Kamilah Brown drank when she was 18.
"It was the thing to do," said the 28-year-old Fayetteville,Arkansas resident. "Forbidden fruit."
Each fall brings a new crop of freshman who go down to Dickson Street with fake identifications and the desire to taste some of that fruit.
"We go after the kids trying to buy inside the establishment," said Sgt. Shannon Gabbard, Fayetteville,Arkansas police.
The rates of underage drinkers stay about the same each year, the sergeant said. The department organizes up to eight enforcement nights a year where officers go out and actively try to find underage drinkers.
University police made 79 arrests for public intoxication in 2004, nearly double the 2003 number of 39. The department arrested 82 people in 2002 for public intoxication and 79 in 2001, Crain added.
"Really the 39 (in 2003) is low and the rest of the numbers are pretty close together," he said.
Alcohol is the number one drug of choice of young people, said Teresa Belew, director of the state Mothers Against Drunk Driving chapter in Little Rock,Akansas.
"Many adults think alcohol consumption is a rite of passage."
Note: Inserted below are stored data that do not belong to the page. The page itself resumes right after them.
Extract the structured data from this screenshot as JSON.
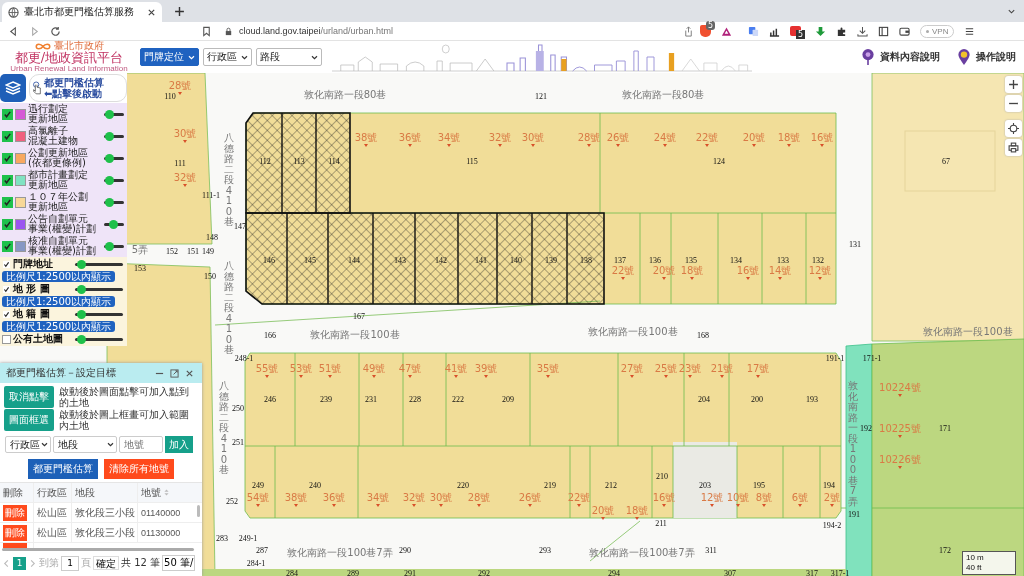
{
  "browser": {
    "tab_title": "臺北市都更門檻估算服務",
    "url_host": "cloud.land.gov.taipei",
    "url_path": "/urland/urban.html",
    "shield_count": "5",
    "ext_count": "5",
    "vpn": "VPN"
  },
  "header": {
    "org": "臺北市政府",
    "title": "都更/地政資訊平台",
    "subtitle": "Urban Renewal Land Information",
    "selects": [
      {
        "label": "門牌定位",
        "selected": true
      },
      {
        "label": "行政區",
        "selected": false
      },
      {
        "label": "路段",
        "selected": false
      }
    ],
    "links": [
      {
        "label": "資料內容說明",
        "kind": "tree"
      },
      {
        "label": "操作說明",
        "kind": "pin"
      }
    ]
  },
  "estimate_button": {
    "lines": [
      "都更門檻估算",
      "⬅點擊後啟動"
    ]
  },
  "layers": [
    {
      "lines": [
        "迅行劃定",
        "更新地區"
      ],
      "checked": true,
      "color": "#d65ad6",
      "level": 0.05
    },
    {
      "lines": [
        "高氯離子",
        "混凝土建物"
      ],
      "checked": true,
      "color": "#f0607e",
      "level": 0.05
    },
    {
      "lines": [
        "公劃更新地區",
        "(依都更條例)"
      ],
      "checked": true,
      "color": "#f8a860",
      "level": 0.05
    },
    {
      "lines": [
        "都市計畫劃定",
        "更新地區"
      ],
      "checked": true,
      "color": "#80e2c2",
      "level": 0.05
    },
    {
      "lines": [
        "１０７年公劃",
        "更新地區"
      ],
      "checked": true,
      "color": "#f8d898",
      "level": 0.05
    },
    {
      "lines": [
        "公告自劃單元",
        "事業(權變)計劃"
      ],
      "checked": true,
      "color": "#9b55f0",
      "level": 0.45
    },
    {
      "lines": [
        "核准自劃單元",
        "事業(權變)計劃"
      ],
      "checked": true,
      "color": "#8898c4",
      "level": 0.1
    }
  ],
  "base_layers": [
    {
      "label": "門牌地址",
      "checked": true,
      "level": 0.05,
      "note": "比例尺1:2500以內顯示"
    },
    {
      "label": "地 形 圖",
      "checked": true,
      "level": 0.05,
      "note": "比例尺1:2500以內顯示"
    },
    {
      "label": "地 籍 圖",
      "checked": true,
      "level": 0.05,
      "note": "比例尺1:2500以內顯示"
    },
    {
      "label": "公有土地圖",
      "checked": false,
      "level": 0.05
    }
  ],
  "map": {
    "roads": [
      {
        "text": "敦化南路一段80巷",
        "vertical": false
      },
      {
        "text": "敦化南路一段80巷",
        "vertical": false
      },
      {
        "text": "八德路二段410巷",
        "vertical": true
      },
      {
        "text": "5弄",
        "vertical": false
      },
      {
        "text": "八德路二段410巷",
        "vertical": true
      },
      {
        "text": "敦化南路一段100巷",
        "vertical": false
      },
      {
        "text": "敦化南路一段100巷",
        "vertical": false
      },
      {
        "text": "敦化南路一段100巷",
        "vertical": false
      },
      {
        "text": "八德路二段410巷",
        "vertical": true
      },
      {
        "text": "敦化南路一段100巷7弄",
        "vertical": true
      },
      {
        "text": "敦化南路一段100巷7弄",
        "vertical": false
      },
      {
        "text": "敦化南路一段100巷7弄",
        "vertical": false
      }
    ],
    "parcels": [
      "110",
      "121",
      "111",
      "112",
      "113",
      "114",
      "115",
      "124",
      "67",
      "111-1",
      "147",
      "148",
      "131",
      "152",
      "151",
      "149",
      "146",
      "145",
      "144",
      "143",
      "142",
      "141",
      "140",
      "139",
      "138",
      "137",
      "136",
      "135",
      "134",
      "133",
      "132",
      "153",
      "150",
      "167",
      "166",
      "168",
      "248-1",
      "191-1",
      "171-1",
      "246",
      "239",
      "231",
      "228",
      "222",
      "209",
      "204",
      "200",
      "193",
      "250",
      "192",
      "171",
      "251",
      "210",
      "249",
      "240",
      "220",
      "219",
      "212",
      "203",
      "195",
      "194",
      "252",
      "191",
      "211",
      "194-2",
      "283",
      "249-1",
      "287",
      "290",
      "293",
      "311",
      "172",
      "284-1",
      "284",
      "289",
      "291",
      "292",
      "294",
      "307",
      "317",
      "317-1"
    ],
    "house_numbers": [
      "28號",
      "30號",
      "38號",
      "36號",
      "34號",
      "32號",
      "30號",
      "28號",
      "26號",
      "24號",
      "22號",
      "20號",
      "18號",
      "16號",
      "32號",
      "22號",
      "20號",
      "18號",
      "16號",
      "14號",
      "12號",
      "55號",
      "53號",
      "51號",
      "49號",
      "47號",
      "41號",
      "39號",
      "35號",
      "27號",
      "25號",
      "23號",
      "21號",
      "17號",
      "10224號",
      "10225號",
      "10226號",
      "54號",
      "38號",
      "36號",
      "34號",
      "32號",
      "30號",
      "28號",
      "26號",
      "22號",
      "16號",
      "12號",
      "10號",
      "8號",
      "6號",
      "2號",
      "20號",
      "18號"
    ],
    "scale": [
      "10 m",
      "40 ft"
    ]
  },
  "dialog": {
    "title": "都更門檻估算－設定目標",
    "actions": [
      {
        "label": "取消點擊",
        "hint": "啟動後於圖面點擊可加入點到的土地"
      },
      {
        "label": "圖面框選",
        "hint": "啟動後於圖上框畫可加入範圍內土地"
      }
    ],
    "district": "行政區",
    "section": "地段",
    "lot_placeholder": "地號",
    "add": "加入",
    "estimate": "都更門檻估算",
    "clear": "清除所有地號",
    "columns": [
      "刪除",
      "行政區",
      "地段",
      "地號"
    ],
    "rows": [
      {
        "delete": "刪除",
        "district": "松山區",
        "section": "敦化段三小段",
        "lot": "01140000"
      },
      {
        "delete": "刪除",
        "district": "松山區",
        "section": "敦化段三小段",
        "lot": "01130000"
      }
    ],
    "pages": [
      {
        "label": "1",
        "selected": true
      }
    ],
    "goto": "到第",
    "page_value": "1",
    "page_unit": "頁",
    "confirm": "確定",
    "total": "共 12 筆",
    "per_page": "50 筆/"
  }
}
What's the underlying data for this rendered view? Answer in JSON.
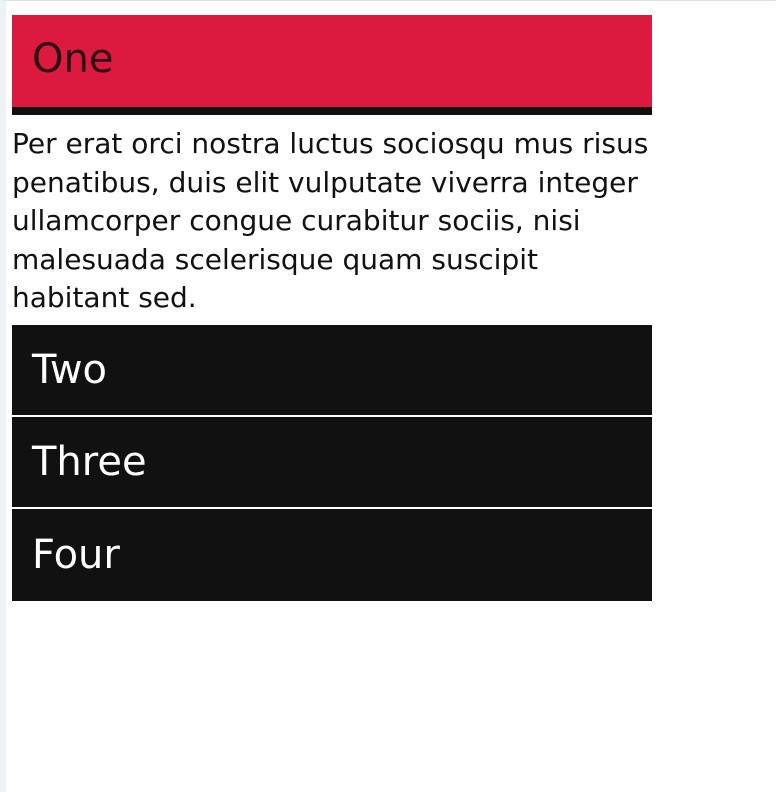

The Legislature attempted to target that thinking earlier this year with four laws carrying stiffer penalties on underage drinking. The laws include suspension of driving privileges for people under 21 who are caught in possession of alcohol, along with placing identification tags on beer kegs. The tags make it easier for police to identify who bought a particular keg.
The legislation was sparked by Rep. Johnny Key and Sen. Shawn Womack, both R-Mountain Home, after three teenagers were killed in 2004 from accidents involving alcohol.
Another law makes it a class D felony for someone to knowingly furnish alcohol to a minor if that minor is involved in a wreck causing property damage of more than $500. The supplier of alcohol could face a class C felony, punishable by three to 10 years in prison and up to a $10,000 fine, if the minor is killed in a wreck.
"When you mix teenagers with alcohol you can have really tragic results sometimes," Womack said.
The senator said he thinks the laws will immediately start to reduce underage drinking.
"This is aimed at teenagers in light of the reality of what can happen. It is also aimed at giving law enforcement the tools they need to reduce teenage drinking," Womack said.
But more is needed to stop underage drinking, according to Wechsler. For starters, he said, alcohol is cheap and easy to come by on a college campus.
Drink specials or $1 gelatin shots are commonplace. Thirty-eight liquor stores, bars and restaurants are within two miles of the University of Arkansas campus or less than five minutes by car.
"People can get drunk on the weekend for less than the price of a movie ticket," the researcher said.